Wood Lot
I count the cobbles on the beach
while we wait for the breakers to rise from the swell of the sea
and race up the steep cobble shoulder of the shore
with one final delivery of cedar
on back order from some river in Canada.
Lost lumber tumbles onto the greywacke shingle
Where sawmill planks rub their edges
round on the cobbles
and scour their tattoos with sand.
Blue spruces tumble from the bluff
to roll in the sand with their boughs
around a birch of another river
all hoarded by the storm
in this bite of shore left open to the sea.
Things I Hate
I’m offended by inspirational Facebook posts
by women telling men how they should act.

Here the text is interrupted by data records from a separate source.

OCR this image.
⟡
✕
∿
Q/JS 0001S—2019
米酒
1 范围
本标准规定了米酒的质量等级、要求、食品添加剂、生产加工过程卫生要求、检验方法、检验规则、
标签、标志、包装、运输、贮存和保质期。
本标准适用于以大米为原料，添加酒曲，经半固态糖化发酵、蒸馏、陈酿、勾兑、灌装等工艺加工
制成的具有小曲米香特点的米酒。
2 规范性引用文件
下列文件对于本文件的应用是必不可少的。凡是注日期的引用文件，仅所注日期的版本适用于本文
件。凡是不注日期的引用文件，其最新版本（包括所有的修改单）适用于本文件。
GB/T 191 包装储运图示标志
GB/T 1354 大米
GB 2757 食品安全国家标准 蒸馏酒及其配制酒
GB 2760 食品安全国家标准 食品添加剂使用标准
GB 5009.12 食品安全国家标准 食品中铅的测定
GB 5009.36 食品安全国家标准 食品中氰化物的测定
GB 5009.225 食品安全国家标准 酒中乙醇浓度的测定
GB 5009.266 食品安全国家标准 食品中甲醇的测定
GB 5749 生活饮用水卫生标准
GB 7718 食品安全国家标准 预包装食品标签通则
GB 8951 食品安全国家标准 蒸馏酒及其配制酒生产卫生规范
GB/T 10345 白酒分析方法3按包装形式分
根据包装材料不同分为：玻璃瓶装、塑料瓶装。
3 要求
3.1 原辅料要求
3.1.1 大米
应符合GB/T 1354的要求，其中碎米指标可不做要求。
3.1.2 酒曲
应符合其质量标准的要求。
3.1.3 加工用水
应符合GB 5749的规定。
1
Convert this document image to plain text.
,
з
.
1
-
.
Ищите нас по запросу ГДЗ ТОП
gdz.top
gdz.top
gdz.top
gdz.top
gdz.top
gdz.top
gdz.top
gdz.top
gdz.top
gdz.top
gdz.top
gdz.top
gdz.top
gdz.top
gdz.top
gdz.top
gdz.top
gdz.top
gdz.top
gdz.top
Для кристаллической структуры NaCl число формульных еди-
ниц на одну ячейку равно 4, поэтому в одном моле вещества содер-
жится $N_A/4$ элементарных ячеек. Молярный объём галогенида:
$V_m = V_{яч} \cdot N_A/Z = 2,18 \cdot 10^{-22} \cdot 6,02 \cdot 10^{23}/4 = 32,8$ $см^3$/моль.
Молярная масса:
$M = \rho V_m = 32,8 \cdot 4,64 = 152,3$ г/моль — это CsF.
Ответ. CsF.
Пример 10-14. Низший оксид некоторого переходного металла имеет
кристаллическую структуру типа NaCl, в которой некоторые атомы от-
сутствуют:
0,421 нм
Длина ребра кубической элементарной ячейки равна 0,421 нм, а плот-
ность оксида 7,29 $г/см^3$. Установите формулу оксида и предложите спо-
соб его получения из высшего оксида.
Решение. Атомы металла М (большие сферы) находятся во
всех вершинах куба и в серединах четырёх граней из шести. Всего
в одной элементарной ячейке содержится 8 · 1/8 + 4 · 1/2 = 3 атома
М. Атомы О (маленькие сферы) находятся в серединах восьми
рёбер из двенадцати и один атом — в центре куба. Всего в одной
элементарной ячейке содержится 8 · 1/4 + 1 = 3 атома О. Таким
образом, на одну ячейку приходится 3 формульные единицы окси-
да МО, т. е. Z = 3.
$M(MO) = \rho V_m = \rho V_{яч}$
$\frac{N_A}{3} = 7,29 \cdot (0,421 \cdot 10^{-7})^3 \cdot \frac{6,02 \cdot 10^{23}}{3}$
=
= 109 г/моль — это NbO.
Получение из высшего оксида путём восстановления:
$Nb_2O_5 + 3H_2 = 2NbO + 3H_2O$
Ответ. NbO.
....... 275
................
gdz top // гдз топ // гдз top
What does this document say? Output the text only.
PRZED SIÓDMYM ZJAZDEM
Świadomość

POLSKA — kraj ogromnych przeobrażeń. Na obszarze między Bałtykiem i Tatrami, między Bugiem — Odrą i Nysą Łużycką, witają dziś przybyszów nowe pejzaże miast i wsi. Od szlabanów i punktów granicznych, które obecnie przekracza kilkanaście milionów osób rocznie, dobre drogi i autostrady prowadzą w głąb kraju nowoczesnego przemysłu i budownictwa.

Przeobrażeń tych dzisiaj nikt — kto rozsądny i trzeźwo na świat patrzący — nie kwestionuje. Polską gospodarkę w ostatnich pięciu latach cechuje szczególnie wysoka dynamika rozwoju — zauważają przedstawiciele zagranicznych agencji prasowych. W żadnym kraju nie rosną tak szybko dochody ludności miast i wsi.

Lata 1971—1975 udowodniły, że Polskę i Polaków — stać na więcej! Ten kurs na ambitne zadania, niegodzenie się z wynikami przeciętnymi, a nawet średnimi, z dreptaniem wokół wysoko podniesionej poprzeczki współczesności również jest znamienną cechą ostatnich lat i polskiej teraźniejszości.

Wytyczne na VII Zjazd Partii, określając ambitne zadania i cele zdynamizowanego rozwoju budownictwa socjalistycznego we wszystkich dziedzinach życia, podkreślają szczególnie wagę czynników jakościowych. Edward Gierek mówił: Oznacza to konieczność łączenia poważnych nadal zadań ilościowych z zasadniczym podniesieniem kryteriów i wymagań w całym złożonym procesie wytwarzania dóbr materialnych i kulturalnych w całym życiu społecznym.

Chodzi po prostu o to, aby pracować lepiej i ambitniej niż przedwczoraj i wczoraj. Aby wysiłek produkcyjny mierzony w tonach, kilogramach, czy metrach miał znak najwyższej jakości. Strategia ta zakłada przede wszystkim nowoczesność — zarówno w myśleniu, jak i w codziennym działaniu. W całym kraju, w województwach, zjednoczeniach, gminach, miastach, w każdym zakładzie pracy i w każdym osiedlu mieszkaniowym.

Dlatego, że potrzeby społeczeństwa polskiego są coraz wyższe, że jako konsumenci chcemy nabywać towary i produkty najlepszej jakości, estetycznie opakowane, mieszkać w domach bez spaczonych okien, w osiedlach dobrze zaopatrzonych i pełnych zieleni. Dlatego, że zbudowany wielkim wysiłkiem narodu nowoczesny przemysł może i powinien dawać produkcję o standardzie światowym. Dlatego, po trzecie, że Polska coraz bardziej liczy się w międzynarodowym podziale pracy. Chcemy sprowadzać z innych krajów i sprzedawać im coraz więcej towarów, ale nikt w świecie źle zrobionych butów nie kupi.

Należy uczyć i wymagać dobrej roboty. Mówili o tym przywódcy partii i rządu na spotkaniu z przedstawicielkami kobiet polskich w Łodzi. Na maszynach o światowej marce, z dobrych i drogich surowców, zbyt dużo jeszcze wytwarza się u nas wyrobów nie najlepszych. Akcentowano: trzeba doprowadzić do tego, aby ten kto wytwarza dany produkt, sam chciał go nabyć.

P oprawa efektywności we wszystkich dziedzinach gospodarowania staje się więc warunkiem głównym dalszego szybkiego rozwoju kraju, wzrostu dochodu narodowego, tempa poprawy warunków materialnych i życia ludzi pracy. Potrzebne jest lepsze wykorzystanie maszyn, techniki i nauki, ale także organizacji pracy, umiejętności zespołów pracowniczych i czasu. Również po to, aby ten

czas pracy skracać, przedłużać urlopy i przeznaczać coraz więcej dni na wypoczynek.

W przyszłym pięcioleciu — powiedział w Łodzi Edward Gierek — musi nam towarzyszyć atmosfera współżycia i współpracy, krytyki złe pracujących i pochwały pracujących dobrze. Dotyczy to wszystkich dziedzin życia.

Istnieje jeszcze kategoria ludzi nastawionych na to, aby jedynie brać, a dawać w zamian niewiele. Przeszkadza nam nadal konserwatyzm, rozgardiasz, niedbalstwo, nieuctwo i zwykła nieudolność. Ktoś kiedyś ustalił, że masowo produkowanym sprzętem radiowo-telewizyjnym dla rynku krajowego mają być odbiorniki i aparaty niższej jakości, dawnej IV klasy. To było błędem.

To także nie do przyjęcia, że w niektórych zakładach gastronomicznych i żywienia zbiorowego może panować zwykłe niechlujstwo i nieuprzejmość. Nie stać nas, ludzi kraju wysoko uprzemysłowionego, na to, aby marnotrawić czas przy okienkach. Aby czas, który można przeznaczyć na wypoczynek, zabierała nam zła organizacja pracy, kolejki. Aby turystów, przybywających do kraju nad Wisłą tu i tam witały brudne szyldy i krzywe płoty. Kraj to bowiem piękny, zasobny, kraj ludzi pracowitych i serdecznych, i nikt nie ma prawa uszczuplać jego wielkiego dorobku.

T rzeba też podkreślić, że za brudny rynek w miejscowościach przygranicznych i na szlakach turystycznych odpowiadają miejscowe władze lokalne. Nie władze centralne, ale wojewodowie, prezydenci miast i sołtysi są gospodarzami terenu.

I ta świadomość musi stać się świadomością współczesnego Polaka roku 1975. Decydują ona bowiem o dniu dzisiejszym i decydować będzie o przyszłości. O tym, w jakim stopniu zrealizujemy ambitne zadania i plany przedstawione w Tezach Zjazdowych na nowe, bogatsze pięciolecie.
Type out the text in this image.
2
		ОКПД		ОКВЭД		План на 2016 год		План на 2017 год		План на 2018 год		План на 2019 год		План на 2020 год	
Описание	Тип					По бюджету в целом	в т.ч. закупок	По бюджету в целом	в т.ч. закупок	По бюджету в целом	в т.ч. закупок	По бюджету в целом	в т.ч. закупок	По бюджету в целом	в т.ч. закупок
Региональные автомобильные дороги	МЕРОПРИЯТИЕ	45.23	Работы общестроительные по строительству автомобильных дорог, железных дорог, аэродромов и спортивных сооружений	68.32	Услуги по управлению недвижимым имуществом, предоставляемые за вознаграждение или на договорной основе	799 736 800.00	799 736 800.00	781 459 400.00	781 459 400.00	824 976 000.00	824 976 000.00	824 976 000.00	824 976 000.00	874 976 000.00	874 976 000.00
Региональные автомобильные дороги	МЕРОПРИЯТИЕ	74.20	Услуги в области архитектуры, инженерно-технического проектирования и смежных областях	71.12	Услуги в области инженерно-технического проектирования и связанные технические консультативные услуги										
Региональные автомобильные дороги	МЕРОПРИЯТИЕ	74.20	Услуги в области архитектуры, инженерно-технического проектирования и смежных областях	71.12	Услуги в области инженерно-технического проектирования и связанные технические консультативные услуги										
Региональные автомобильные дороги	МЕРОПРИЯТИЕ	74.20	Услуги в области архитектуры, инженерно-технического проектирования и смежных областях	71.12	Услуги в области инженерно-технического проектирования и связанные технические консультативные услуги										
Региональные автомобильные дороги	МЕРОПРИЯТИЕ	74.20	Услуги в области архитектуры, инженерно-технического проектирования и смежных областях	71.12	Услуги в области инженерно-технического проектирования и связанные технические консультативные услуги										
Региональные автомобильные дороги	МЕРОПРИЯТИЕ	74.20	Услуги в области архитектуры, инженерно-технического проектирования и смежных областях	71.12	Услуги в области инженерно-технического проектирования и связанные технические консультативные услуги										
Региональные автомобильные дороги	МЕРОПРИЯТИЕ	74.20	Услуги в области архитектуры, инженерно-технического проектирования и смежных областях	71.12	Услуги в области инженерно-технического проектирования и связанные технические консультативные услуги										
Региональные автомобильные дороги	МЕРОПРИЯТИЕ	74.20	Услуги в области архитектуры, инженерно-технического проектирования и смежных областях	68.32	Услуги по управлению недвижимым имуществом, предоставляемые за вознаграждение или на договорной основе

I’m irritated by drivers who speed up in passing zones
after driving slow for the last fifty miles.
I dread that endless split-second one spends anticipating pain
between falling . . .
and landing on ice.
Two Young Women in the Rain
I watched two young women walking
the roadside in the rain
with a dog that I
didn’t notice.
They appeared through the
windshield, fresh and fertile like newly furrowed fields, dampened by the rain
and ready for seed, looking up as I passed, faces smiling
at me.
And,
for a moment
driving to the post office
in the rain,
the open pedals of their moist red lips made me warm.
Eating
We ate beans,
beans with cornbread, beans with homemade cottage cheese off the
back of the woodstove.
Red beans, white beans, pintos, a lot of beans.
potatoes with gravy, potatoes we dug from the cold wet fall ground.
Fresh potatoes, boiled potatoes, swede potatoes.
We ate salmon,
salmon out of the river, salmon out of jars from the musty root
cellar.
Pink salmon, red salmon, king salmon, smoked.
We ate moose,
moose in stew, moose burger sandwiches on homemade bread.
Tough moose, tender moose, poached moose, moose track stew.
food so good I didn’t know people with money didn’t eat like that.